I want to know if anyone has ever seen Barney Frank and Elmer Fudd in the same room at the same time...
I’m just sayin’...
Thanks. I had actually read this one before. Here is what i found germane way back then:
“Banks making CRA loans initially expected that defaults would be higher due to lax lending standards. When they discovered the low-income borrowers had an unexpected propensity to pay their mortgages. After years of data poured in showing that borrowers were paying mortgages despite high LTVs, low down payments and unconventional income measures, bankers began to believe that many of the traditional measure of credit worthiness were overly conservative. Recall what I said earlier about how mortgage service providers started pursuing low-income borrowers in part because of the CRA.
What they didnt take into account was that different types of borrowers may behave differently, and that much of the data on those lax lending mortgages was warped by increasing home prices. Wealthier, more sophisticated borrowers ruthlessly default when their mortgage goes underwater, for example. Whats more, the reversal of housing prices meant that defaults across all borrower classes increased.”
What I took from this was that the poor folks didn’t cause the problem. Maybe the CRA was the first cause for lower doc standards, which is why I used the word “basically” when I first answered this post. It was the wealthier people who told banks/mortgage companies to shove the loans when they got upside down.
When you read the links above from the Wall Street guys, you don’t find any real mention of CRA being behind this. What appears to be the real culprit was the derivatives behind the lousy loans.

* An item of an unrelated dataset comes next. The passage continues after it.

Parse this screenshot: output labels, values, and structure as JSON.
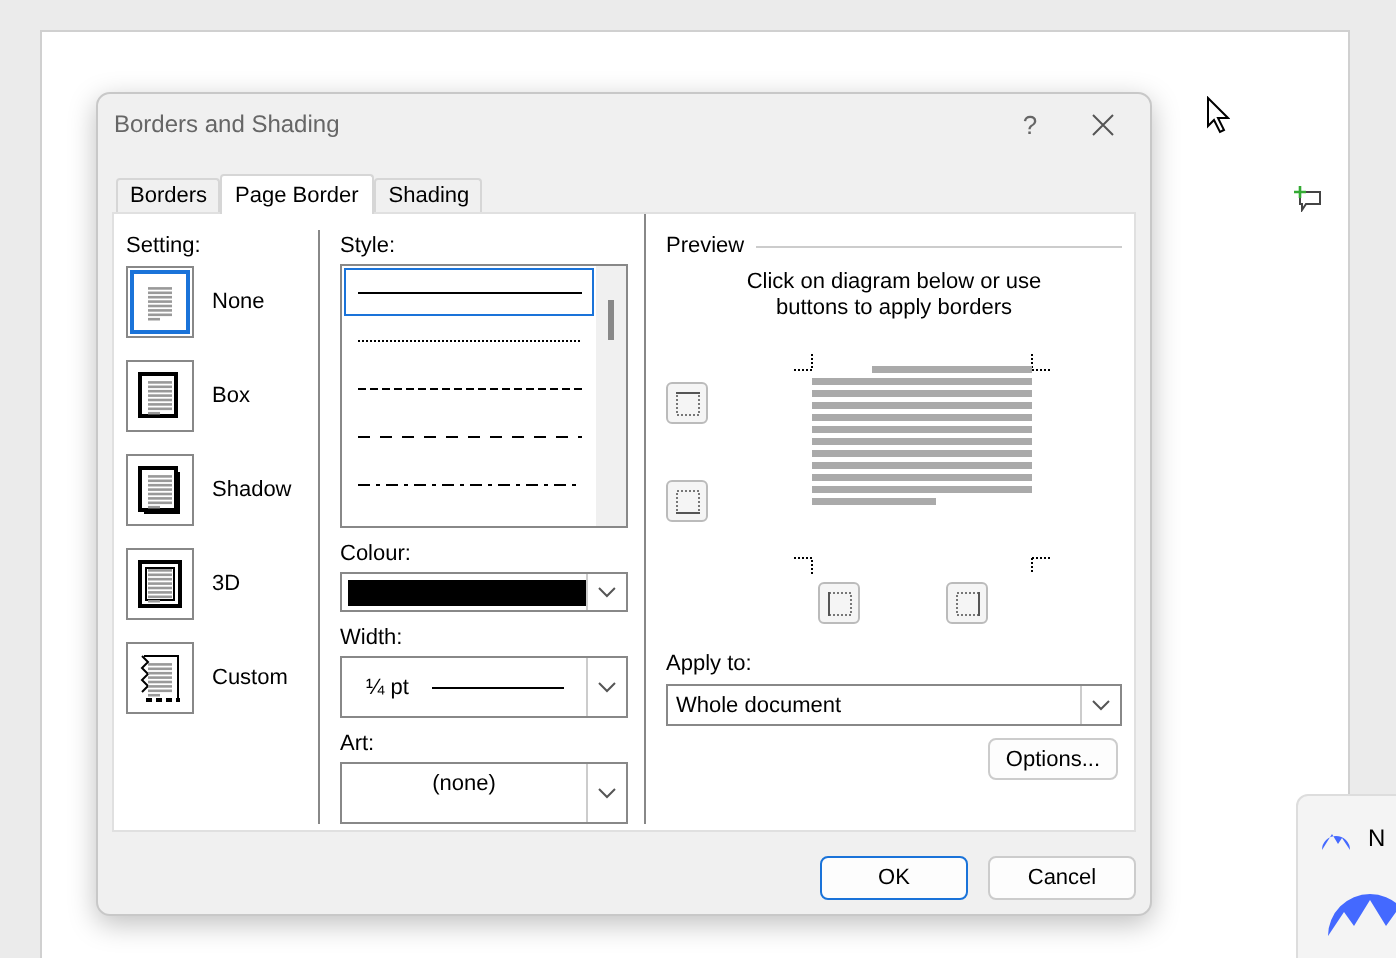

parsy, who appreciates links!
That was a fascinating link that I haven’t read before. I will save it. Still don’t see how CRA is culpable. Still looks like it is the rich white folks making money that drove it. I think the most CRA can come in for opening a door which the sharks poured thru.
Did you read either of those two Wall Street links I provided. In one of those, the Steve Eismann one, he mentions his housekeeper and another minority. One purchased like five townhouses as part of the con, but that was certainly not CRA.
Another point is, that the real damage came from the derivatives. That Eismann article tells how they did it, and why. One of the articles also points out that many people who qualified for non sub-prime loans, were steered that way for the higher fees.
parsy, who says thanks for the links
Expansion of Community Reinvestment Act Would Promote Economic Security and Financial Inclusion for....Barney Frank.